Aos
dez anos de idade, João Victor passou pela situação mais constrangedora e
difícil já vivida por ele até hoje. Tudo começou quando as farras homéricas do
seu pai, um caminhoneiro boêmio que gastava o que tinha (e até o que não tinha)
em festas animadas por muita bebida e mulheres, levaram-no a falência. Em sua
última tentativa desesperada de reaver os bens que perdera, o homem apostou e
perdeu, em uma partida de Pôquer, a única propriedade que lhe restara: a casa
onde vivia com a esposa e o único filho. O vencedor do jogo era um jovem
empresário recém chegado à cidade, cuja intenção era implantar um comércio, uma
espécie de mercantil, pelas redondezas e lá mesmo fixar moradia, no entanto faltava-lhe
um terreno. Com a conquista do prêmio na mesa de jogo, seus planos agora
poderiam ser concretizados.
Chegado
o dia de entregar a casa ao novo proprietário, João Victor, no auge da sua
meninice e sem compreender o porquê de ter que deixar seu lar, chorava e
perguntava a sua mãe o que aquelas “catrepilhas”, nome pelo qual o avô dele
chamava os tratores numa alusão errônea à marca da empresa fabricante, faziam
do lado de fora, como se estivessem prestes a entrar em ação. A pobre mulher,
também aos prantos, sem saber o que responder ao garoto, limitava-se, apenas, a
repetir: “a vida não é justa, meu filho”. Mal a criança e seus pais deixaram o
interior da casa, os homens nos tratores trataram de pôr abaixo toda estrutura
sólida que encontraram pela frente.
O
peso de se ver na miséria total e sem perspectiva alguma de encontrar uma solução
para o problema fez com que o pai de João Victor mergulhasse ainda mais na
bebida alcoólica. Não bastasse o vício e a “humilhação”, ao seu modo de ver, de
morar com a sogra, o homem fora assolado por uma depressão que lhe tirara toda
vitalidade para trabalhar e acarretou outros problemas de saude que em pouco
mais de um ano levara-lhe, também, a vida.

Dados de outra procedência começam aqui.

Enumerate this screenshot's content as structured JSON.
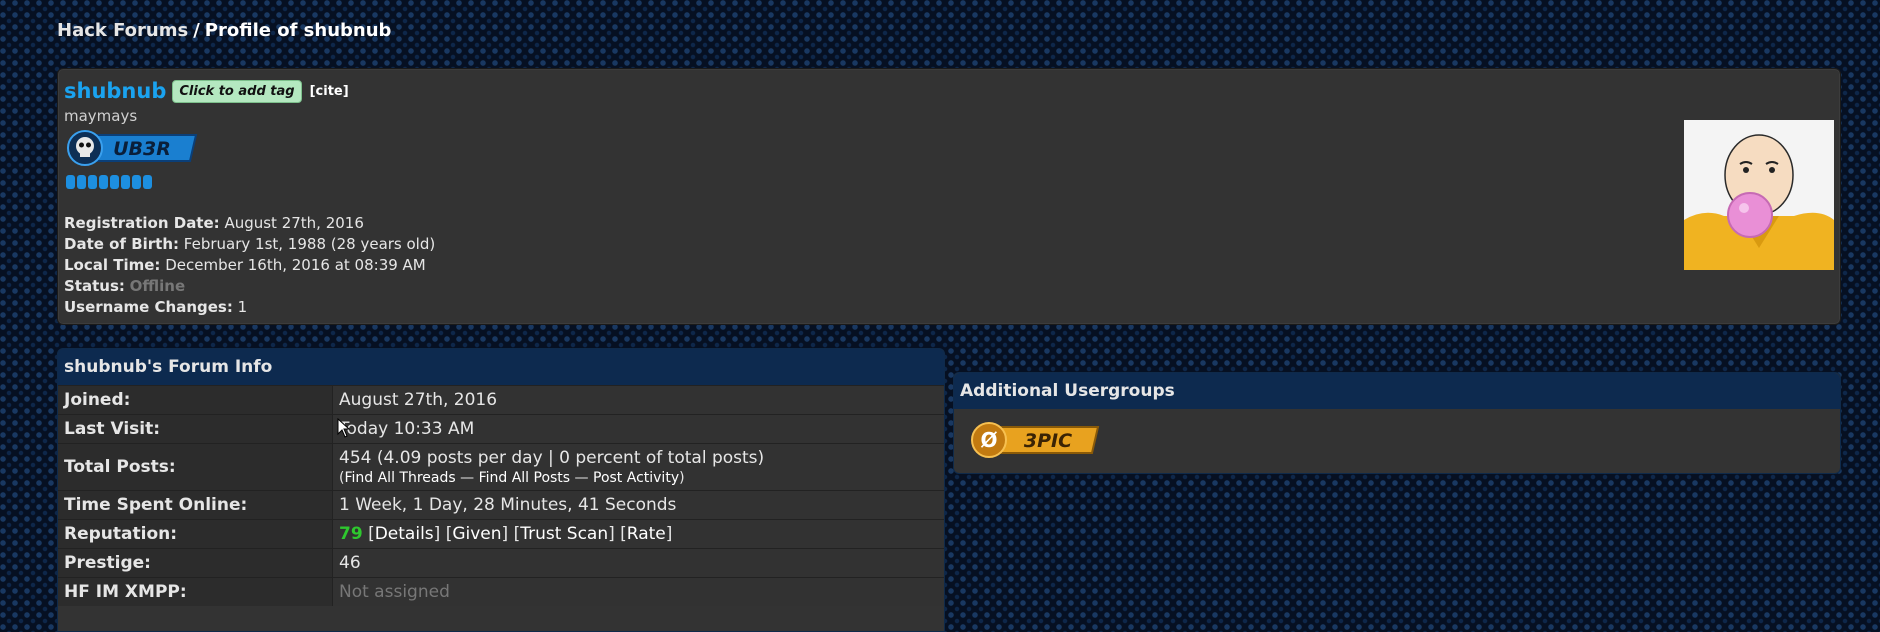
{
  "breadcrumb": {
    "home": "Hack Forums",
    "separator": "/",
    "current": "Profile of shubnub"
  },
  "profile": {
    "username": "shubnub",
    "tag_button": "Click to add tag",
    "cite": "[cite]",
    "user_title": "maymays",
    "group_badge": "UB3R",
    "star_count": 8,
    "details": [
      {
        "label": "Registration Date:",
        "value": "August 27th, 2016"
      },
      {
        "label": "Date of Birth:",
        "value": "February 1st, 1988 (28 years old)"
      },
      {
        "label": "Local Time:",
        "value": "December 16th, 2016 at 08:39 AM"
      },
      {
        "label": "Status:",
        "value": "Offline"
      },
      {
        "label": "Username Changes:",
        "value": "1"
      }
    ]
  },
  "forum_info": {
    "title": "shubnub's Forum Info",
    "rows": {
      "joined": {
        "label": "Joined:",
        "value": "August 27th, 2016"
      },
      "last_visit": {
        "label": "Last Visit:",
        "value": "Today 10:33 AM"
      },
      "total_posts": {
        "label": "Total Posts:",
        "value": "454 (4.09 posts per day | 0 percent of total posts)",
        "open": "(",
        "find_threads": "Find All Threads",
        "dash1": " — ",
        "find_posts": "Find All Posts",
        "dash2": " — ",
        "post_activity": "Post Activity",
        "close": ")"
      },
      "time_online": {
        "label": "Time Spent Online:",
        "value": "1 Week, 1 Day, 28 Minutes, 41 Seconds"
      },
      "reputation": {
        "label": "Reputation:",
        "value": "79",
        "details": "Details",
        "given": "Given",
        "trust_scan": "Trust Scan",
        "rate": "Rate"
      },
      "prestige": {
        "label": "Prestige:",
        "value": "46"
      },
      "xmpp": {
        "label": "HF IM XMPP:",
        "value": "Not assigned"
      }
    }
  },
  "usergroups": {
    "title": "Additional Usergroups",
    "badge": "3PIC"
  },
  "colors": {
    "link_blue": "#1aa3f0",
    "rep_green": "#2ec82e",
    "header_navy": "#0d2a4f"
  }
}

Quanto à mãe dele, o fato de perder
o marido ainda tão jovem foi demais para sua sanidade mental e a mulher teve
que ser internada em um hospital psiquiátrico, já que estava apresentando comportamento
agressivo e lapso de memória, numa busca exarcebada por fugir da realidade que
se configurava. Ao garoto, que aos poucos se tornava um rapaz, restaram apenas
os avós que tentavam suprir a ausência dos pais no cotidiano de João Victor,
proporcionando-lhe desde carinho até educação na melhor escola da região, na
esperança de que os estudos pudessem ocupar sua mente e fazê-lo esquecer da
sequência de fatos que causaram uma reviravolta em sua vida.
Após
doze anos de todo o ocorrido, João Victor, homem feito e engenheiro civil
formado, conseguira o seu primeiro emprego formal como supervisor da obra de um
metrô. No entanto, os trilhos do trem
seriam construídos numa área ocupada por moradores de rua que ali se fixaram há
algum tempo e resistiam bravamente à destruição de suas modestas instalações,
exigindo a presença do responsável pela construção para apelar por compreensão
e clemência diante da situação.
Ciente da sua convocação, João Victor
compareceu ao local da obra e ouviu, comovido, os argumentos dos moradores que
viviam em condições subumanas. Lembrou-se de sua infância nada nostálgica e por
alguns momentos se viu, como outrora, impotente diante da situação, mas a obra
tinha que ser feita. Uma lágrima discreta escorreu no seu rosto; avistou os
homens a postos nos tratores, aguardando apenas o seu sinal para entrar em
ação, hesitou por um instante mais, até que ordenou: “Liguem as catrepilhas e
façam o serviço o mais rápido possível! Só me chamem quando tudo estiver
concluído”, virou as costas e saiu dali imediatamente.
A
poeira que tomou o ar naquela ocasião encobria os escombros que restaram, assim
como o pesar com o qual João Victor ordenara a atuação dos tratores. Ela não
era capaz, no entanto, de amenizar a dor dos moradores de rua, que agora teriam
que achar outra área pra se instalar e muito menos de apagar as memórias de
João Victor, antes refém e hoje responsável direto, ainda que contra sua
vontade, da infelicidade alheia mais uma vez protagonizada pelas “catrepilhas”.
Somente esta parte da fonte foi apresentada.